The Nolus DeFi Lease provides up to 150% financing on the initial investment with a lowered margin call risk and access to the underlying leveraged assets.

Nolus, an interoperable application on Cosmos, has secured $2.5 million in pre-seed and seed funding to tackle inefficiencies in DeFi money markets. 

The recently concluded $20 million valuation seed funding is backed by Dorahacks, Everstake, Cogitent Ventures, Token Metrics Ventures, and Autonomy Capital, among others, and will allow Nolus to fully complete the technological backbone and further expand the platform both within and outside the Cosmos ecosystem. The Advisory Board members Zaki Manian, Strangelove, and Shane Molidor will ensure Nolus solidify its cross-chain presence.
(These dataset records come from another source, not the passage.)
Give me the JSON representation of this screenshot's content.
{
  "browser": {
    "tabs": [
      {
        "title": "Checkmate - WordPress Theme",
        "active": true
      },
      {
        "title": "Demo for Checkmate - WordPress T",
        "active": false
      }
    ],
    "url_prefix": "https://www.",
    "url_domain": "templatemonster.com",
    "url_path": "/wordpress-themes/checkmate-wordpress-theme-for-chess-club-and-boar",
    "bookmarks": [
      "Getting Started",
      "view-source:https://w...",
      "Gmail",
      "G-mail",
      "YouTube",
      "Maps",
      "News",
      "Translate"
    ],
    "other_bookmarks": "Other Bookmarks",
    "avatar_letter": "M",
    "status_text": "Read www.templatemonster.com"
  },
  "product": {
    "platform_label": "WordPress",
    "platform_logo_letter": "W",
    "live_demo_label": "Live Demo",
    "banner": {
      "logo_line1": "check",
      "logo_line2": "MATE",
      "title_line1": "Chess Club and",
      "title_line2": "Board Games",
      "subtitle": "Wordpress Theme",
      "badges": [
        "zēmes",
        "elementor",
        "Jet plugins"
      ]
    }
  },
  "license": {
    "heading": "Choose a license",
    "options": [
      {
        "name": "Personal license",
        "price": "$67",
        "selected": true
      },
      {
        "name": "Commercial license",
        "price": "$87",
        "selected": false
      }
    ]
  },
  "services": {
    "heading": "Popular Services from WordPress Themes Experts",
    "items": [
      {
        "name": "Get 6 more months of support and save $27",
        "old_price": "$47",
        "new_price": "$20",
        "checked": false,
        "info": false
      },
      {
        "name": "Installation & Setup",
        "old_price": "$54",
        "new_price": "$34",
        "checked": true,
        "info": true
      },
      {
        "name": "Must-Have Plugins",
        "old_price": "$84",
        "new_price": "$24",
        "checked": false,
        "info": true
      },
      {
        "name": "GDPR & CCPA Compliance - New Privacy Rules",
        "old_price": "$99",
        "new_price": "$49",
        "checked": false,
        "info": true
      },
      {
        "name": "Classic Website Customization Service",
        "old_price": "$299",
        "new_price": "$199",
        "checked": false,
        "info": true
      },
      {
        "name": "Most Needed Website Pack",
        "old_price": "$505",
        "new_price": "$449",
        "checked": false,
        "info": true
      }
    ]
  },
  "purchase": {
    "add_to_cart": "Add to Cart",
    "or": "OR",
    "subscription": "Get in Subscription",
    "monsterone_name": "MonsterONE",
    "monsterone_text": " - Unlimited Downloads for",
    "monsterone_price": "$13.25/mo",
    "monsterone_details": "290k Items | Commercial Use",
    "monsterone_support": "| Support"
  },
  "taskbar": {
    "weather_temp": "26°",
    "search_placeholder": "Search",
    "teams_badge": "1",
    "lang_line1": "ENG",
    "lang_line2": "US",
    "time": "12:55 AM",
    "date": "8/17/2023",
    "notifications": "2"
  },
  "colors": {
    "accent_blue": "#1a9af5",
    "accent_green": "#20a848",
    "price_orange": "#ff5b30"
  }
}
The novel DeFi Lease solution by Nolus unlocks the full potential of crypto money markets by reducing the industry’s steep over-collateralization requirements, resulting in significantly improved capital efficiency and much more favorable lending options for users. The Nolus DeFi Lease provides up to 150% financing on the initial investment with a lowered margin call risk and access to the underlying leveraged assets through whitelisted yield-bearing strategies. With the added support of liquid staking derivatives, the Nolus protocol will create a cornerstone use case for LSDs for the Cosmos ecosystem in the form of self-repaying loans.

About Nolus

Nolus defines a money market between lenders looking to earn yield on deposited stablecoins and borrowers looking to amplify holdings with more assets than their current equity at lower risk and retained ownership.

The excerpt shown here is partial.